This week has been a wake up call for Jon and I in terms of learning to forgive. Not just learning how but getting to the point where we actually WANT to forgive the offender and then making the steps to do so. Our situations were different but equally important because neither of us could truely be happy until we dealt with our issues. I feel Jon is a lot stronger than I when it comes to letting go but I know it was a struggle for him and I am truely glad he was able to have that change of heart. I have a tendancy to hold on to things longer and have a tendancy to hold grudges but I want to let go and forgive so it's something I am working really hard on. It's been nice to have an amazing husband willing to listen and work through these feelings with me. I am blessed!!!
While reading up on forgiveness and trying to help myself, I came across this article that I really enjoyed and if you are struggling with this sort of thing, maybe it will help you too.
"When a deep injury is done to us, we never recover
until we forgive." -Alan Paton
Depending on your circumstances, forgiveness may seem impossible
to you right now. You've probably endured a lot of heartache and
pain while going through this process and the blame and or guilt
that you may be experiencing can keep you stuck from moving forward.
Whether you blame the other person or have guilt and you beat
yourself up over it, learning to forgive will put you on the right path.
It will be a gift you give to yourself.
Even though you may not feel capable of forgiveness right now; the
sooner you do this...the sooner you will...let go for good. You have to learn how to forgive the other person. But...first...you have to forgive yourself!
If you've made mistakes, forgive yourself and go on. There is nothing you can do now to change the past, but you can affect your future.
Forgiving yourself takes the pressure off of you for not being perfect.
And, it gets rid of guilt.

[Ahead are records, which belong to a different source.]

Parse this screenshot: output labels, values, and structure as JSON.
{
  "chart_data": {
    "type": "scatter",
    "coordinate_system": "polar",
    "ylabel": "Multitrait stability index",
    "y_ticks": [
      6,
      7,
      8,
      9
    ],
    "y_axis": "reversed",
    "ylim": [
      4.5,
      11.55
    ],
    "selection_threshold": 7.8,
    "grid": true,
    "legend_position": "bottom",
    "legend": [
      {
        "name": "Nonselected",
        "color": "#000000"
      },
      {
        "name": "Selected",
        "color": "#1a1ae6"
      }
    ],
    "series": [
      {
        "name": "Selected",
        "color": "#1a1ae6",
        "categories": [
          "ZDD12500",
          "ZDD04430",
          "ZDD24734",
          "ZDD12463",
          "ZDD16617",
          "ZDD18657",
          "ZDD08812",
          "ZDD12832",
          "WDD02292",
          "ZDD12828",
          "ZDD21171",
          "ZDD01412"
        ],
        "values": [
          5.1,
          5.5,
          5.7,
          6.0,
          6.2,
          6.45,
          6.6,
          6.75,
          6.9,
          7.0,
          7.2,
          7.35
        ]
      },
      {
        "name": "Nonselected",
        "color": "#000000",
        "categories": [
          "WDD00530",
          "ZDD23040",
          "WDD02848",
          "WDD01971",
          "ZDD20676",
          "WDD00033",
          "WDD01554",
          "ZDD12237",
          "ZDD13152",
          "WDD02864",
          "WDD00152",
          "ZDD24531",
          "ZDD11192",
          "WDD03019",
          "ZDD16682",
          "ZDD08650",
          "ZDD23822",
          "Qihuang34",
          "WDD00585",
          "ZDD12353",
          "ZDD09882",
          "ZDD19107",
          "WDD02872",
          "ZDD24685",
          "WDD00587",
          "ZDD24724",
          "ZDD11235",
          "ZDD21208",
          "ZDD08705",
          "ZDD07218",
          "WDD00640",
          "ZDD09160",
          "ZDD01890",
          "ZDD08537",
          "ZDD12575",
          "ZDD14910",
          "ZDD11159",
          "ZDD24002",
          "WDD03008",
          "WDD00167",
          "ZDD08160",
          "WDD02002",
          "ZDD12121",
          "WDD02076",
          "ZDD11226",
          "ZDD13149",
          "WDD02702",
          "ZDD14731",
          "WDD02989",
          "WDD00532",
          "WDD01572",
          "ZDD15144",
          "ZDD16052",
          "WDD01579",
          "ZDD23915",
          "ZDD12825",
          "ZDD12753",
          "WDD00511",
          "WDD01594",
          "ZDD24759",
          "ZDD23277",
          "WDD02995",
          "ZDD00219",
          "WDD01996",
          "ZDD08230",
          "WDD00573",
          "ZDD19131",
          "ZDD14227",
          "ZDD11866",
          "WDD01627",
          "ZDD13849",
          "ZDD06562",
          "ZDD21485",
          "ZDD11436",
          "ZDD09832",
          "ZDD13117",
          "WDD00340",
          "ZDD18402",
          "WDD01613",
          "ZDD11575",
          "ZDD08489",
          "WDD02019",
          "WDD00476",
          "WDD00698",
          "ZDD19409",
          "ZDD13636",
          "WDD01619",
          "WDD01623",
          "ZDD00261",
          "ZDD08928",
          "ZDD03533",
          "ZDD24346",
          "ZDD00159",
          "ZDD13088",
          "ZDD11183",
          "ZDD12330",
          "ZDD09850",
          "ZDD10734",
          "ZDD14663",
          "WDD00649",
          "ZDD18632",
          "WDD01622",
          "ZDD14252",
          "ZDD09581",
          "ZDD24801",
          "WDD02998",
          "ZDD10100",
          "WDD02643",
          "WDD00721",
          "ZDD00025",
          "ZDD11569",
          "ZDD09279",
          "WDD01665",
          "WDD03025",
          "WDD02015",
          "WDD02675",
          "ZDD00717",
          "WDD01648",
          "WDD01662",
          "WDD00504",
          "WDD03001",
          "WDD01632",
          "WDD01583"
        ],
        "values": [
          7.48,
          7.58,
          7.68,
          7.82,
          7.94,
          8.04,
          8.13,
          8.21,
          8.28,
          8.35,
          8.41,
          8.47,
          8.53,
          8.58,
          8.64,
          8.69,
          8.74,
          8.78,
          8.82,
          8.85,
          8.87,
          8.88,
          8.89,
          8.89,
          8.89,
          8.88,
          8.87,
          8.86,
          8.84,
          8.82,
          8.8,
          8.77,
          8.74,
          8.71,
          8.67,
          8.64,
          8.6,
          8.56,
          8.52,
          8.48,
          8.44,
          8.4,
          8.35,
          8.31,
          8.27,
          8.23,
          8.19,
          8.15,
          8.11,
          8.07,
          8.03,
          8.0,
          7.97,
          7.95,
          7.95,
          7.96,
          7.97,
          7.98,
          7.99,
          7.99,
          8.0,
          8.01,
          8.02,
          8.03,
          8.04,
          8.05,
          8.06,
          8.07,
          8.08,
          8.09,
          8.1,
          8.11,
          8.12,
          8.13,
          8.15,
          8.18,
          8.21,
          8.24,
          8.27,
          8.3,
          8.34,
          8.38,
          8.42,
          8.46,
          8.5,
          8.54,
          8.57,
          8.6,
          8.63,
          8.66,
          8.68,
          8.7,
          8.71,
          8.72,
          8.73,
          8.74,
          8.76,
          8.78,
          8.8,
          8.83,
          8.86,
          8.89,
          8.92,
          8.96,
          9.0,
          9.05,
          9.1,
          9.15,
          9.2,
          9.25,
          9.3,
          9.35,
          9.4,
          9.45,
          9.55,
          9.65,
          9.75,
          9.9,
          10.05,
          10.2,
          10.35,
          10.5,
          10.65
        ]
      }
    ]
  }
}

You must learn to forgive yourself before you can forgive others.
We are all on a journey through life. Sometimes we make mistakes, which is part of a normal process on this journey. The mistakes that we make can result in painful experiences; these are the "lessons of life." But, it is through these trials that we learn the most.
The key is learning something from what has caused you pain so as not to repeat the same mistakes again. Walk away from this situation with the knowledge that you are stronger and smarter. Forgiving will open that door.
Second, forgive him or her. If you don't, you will be holding onto the past.
You may carry anger and resentment around with you which will hurt you...more than them.
Harboring negative emotions can make you bitter and resentful. It can and will permeate all areas of your life and it makes it more difficult to enjoy today.
Not forgiving keeps you trapped exactly where you don't want to be...
holding onto memories of the past. Every time you begin to think
of this person; what they did or didn't do, what you said or didn't say, consciously release them from your mind. Let these thoughts go and fill your mind with thoughts of goodness and the things that you are looking forward to experiencing in your life.
Gaining control of your thoughts, releasing all of the negative
memories and releasing all of the imagined confrontations you could have with this person will be the beginning of letting go of what is behind you and moving on to a better future.
You can't change the past but you can make a significant difference in how you approach what's ahead of you. Stay focused on the positive.
Stay focused on what you want, not on what you had that didn't work.
Once you find forgiveness you will regain control of you life. It's your choice!